São Paulo - O presidente do grupo anunciou ontem US$ 110 milhões em investimentos para as plantas do Chile, Peru, Brasil e Argentina. Roger Alm afirmou que os recursos para a fábrica em Curitiba já foram aprovados e servirão para ampliar a capacidade da manufatura e a infraestrutura, com foco em ganhar mais terreno no mercado. Ainda, pretende reforçar a equipe de vendas e a rede de negócios.
Sobre o lançamento no Brasil de uma das outras três marcas do grupo na América Latina, que são Mack, UD e Renault Trucks, Alm desconversou. Ele disse que a ampliação será feita, mas falta definir questões que envolvem local da fábrica, preço e nacionalização da produção de componentes, entre outros.
Sem arriscar uma previsão percentual de crescimento para a Volvo em 2013, Alm afirmou que o número de caminhões pesados, cujo peso bruto é acima de 16 toneladas, deve bater em 105 mil. No ano passado, segundo dados da empresa, o segmento teve 87,4 mil emplacamentos, o que representa uma expectativa de crescimento para este ano de 20%.

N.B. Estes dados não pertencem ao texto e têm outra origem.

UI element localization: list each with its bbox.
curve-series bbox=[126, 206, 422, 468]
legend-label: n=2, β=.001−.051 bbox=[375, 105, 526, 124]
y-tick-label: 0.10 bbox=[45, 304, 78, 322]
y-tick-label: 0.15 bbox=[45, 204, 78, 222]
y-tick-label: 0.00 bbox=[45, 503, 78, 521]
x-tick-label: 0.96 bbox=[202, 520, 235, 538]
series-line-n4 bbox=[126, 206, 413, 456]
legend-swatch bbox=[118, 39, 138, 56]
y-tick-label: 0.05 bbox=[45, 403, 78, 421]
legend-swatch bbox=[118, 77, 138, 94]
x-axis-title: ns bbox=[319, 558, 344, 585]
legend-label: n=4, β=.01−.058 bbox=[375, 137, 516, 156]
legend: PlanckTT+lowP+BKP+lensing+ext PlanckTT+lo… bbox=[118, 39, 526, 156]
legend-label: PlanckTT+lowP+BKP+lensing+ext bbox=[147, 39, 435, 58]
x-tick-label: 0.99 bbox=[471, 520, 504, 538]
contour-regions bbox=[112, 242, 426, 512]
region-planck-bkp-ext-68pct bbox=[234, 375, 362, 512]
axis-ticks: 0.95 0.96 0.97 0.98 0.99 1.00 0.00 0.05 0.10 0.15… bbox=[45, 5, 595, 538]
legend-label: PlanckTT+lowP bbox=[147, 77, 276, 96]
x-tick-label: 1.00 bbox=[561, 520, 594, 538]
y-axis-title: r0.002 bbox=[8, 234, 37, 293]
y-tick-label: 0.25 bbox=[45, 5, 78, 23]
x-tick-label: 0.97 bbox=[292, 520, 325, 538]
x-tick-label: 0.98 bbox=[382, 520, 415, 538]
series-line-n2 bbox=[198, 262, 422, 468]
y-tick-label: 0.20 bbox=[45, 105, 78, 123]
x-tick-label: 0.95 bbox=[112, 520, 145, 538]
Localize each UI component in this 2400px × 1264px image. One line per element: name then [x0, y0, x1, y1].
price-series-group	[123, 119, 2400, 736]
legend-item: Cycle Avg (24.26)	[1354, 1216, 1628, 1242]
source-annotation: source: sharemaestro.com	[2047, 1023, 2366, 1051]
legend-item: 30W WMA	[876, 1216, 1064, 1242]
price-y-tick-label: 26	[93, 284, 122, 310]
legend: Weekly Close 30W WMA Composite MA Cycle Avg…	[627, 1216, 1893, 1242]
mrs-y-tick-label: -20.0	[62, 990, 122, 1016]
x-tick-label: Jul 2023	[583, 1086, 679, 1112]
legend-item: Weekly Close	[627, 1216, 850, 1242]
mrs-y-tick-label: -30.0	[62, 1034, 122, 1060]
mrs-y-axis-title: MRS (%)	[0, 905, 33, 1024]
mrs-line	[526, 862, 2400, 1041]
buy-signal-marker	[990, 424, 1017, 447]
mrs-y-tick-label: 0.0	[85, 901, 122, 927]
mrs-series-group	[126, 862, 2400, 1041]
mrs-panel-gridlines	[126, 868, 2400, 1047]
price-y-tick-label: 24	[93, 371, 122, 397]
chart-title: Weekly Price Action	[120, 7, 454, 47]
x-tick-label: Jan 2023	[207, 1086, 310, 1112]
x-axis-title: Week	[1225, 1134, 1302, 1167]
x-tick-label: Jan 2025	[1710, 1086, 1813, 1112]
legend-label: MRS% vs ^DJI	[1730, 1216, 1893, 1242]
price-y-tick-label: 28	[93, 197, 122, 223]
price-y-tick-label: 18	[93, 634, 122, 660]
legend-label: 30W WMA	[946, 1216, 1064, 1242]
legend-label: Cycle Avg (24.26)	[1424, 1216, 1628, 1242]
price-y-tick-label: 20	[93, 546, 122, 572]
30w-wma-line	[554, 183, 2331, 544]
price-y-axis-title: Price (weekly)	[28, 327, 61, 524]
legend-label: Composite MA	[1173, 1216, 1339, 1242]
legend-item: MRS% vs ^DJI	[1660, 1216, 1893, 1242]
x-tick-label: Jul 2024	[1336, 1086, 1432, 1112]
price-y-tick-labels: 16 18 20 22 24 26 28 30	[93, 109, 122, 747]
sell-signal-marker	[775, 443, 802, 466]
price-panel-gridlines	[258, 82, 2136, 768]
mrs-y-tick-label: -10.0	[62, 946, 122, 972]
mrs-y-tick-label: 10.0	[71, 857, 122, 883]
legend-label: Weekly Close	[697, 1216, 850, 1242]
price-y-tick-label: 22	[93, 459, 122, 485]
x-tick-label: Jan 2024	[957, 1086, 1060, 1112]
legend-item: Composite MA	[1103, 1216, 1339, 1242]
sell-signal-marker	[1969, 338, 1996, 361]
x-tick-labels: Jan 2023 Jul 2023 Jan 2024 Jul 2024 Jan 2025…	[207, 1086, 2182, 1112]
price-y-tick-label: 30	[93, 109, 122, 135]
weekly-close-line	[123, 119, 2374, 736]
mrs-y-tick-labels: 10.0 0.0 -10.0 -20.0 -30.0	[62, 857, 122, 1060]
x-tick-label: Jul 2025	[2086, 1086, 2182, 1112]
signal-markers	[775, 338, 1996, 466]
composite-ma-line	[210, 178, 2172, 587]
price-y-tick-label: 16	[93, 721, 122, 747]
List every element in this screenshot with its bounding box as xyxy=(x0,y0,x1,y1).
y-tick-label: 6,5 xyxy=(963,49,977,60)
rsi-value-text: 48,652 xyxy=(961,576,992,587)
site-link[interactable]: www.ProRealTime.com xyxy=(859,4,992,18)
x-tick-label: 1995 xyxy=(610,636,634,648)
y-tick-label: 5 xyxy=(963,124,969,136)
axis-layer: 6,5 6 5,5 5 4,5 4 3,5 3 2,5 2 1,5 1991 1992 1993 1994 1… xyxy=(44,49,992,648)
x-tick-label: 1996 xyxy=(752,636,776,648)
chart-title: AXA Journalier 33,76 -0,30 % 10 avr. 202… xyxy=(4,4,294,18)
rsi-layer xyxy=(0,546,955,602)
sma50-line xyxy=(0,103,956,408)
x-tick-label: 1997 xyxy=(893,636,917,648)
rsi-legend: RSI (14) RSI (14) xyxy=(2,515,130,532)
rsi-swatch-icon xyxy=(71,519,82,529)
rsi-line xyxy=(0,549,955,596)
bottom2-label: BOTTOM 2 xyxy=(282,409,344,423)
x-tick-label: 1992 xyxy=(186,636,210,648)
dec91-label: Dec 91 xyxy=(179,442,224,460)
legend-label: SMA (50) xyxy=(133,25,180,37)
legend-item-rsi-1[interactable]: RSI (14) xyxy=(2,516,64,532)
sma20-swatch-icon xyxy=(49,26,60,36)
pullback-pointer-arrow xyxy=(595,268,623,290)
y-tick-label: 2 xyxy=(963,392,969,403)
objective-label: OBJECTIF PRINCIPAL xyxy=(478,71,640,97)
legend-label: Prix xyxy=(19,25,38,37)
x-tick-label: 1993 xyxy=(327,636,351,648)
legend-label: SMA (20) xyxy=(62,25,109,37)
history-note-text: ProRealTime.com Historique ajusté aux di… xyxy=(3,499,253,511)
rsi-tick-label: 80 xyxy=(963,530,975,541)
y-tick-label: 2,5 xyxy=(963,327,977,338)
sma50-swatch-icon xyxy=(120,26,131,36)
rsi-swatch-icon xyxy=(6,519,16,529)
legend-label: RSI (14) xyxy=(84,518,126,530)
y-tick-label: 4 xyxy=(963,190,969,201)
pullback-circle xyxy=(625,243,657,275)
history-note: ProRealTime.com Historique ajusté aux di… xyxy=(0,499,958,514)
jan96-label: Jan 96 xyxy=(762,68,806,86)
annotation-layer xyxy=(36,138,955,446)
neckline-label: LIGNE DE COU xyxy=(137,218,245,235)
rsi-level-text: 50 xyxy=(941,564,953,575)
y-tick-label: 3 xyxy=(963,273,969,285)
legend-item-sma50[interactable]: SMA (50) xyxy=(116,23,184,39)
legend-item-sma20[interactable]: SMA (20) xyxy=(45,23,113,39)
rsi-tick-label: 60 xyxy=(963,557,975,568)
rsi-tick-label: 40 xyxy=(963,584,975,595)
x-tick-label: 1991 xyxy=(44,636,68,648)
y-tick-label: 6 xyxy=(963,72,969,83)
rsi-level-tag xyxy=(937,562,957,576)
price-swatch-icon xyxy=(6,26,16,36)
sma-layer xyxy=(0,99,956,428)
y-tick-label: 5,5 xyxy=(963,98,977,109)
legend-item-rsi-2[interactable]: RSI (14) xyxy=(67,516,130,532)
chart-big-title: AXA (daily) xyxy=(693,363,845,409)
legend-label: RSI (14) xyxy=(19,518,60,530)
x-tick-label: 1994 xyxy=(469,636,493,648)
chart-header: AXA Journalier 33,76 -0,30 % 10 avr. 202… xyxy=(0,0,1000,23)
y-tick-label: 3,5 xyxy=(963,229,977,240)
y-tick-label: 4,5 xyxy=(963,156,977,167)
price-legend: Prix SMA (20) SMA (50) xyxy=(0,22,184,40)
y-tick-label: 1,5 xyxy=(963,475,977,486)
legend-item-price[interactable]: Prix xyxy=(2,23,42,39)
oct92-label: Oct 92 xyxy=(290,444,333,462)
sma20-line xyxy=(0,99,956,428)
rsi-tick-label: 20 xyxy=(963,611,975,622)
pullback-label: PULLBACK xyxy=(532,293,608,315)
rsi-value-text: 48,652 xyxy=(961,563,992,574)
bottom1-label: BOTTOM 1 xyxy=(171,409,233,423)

Para o diretor comercial do grupo, Bernardo Fedalto, o mercado brasileiro tem crescimento constante e é importante para a Volvo. Ele disse que há maior maturidade na compra, com programação e etapas de entrega, o que torna o processo cada vez mais profissional. "Sempre teremos altos e baixos no mercado, mas, sempre que volta a crescer, volta melhor do que estava", afirmou Fedalto.

Combustível alternativo
O diretor comercial do grupo, Sergio Gomes, anunciou ontem que a Volvo começou testes no Brasil para desenvolver um caminhão movido a diesel-metano. O objetivo é criar opções com combustíveis alternativos que reduzam a emissão de poluentes. No caso, o veículo é movido com 75% de Gás Natural Liquefeito (GNL) e 25% de diesel, o que reduz em 10% a emissão de gás carbônico (CO2), em comparação com caminhões da tecnologia Euro 5.
Os testes são no interior de São Paulo, em parceria com a empresa White Martins, de gases industriais e medicinais. "Por ainda estar em desenvolvimento, não podemos fazer muitas comparações", disse Gomes. (F.G.)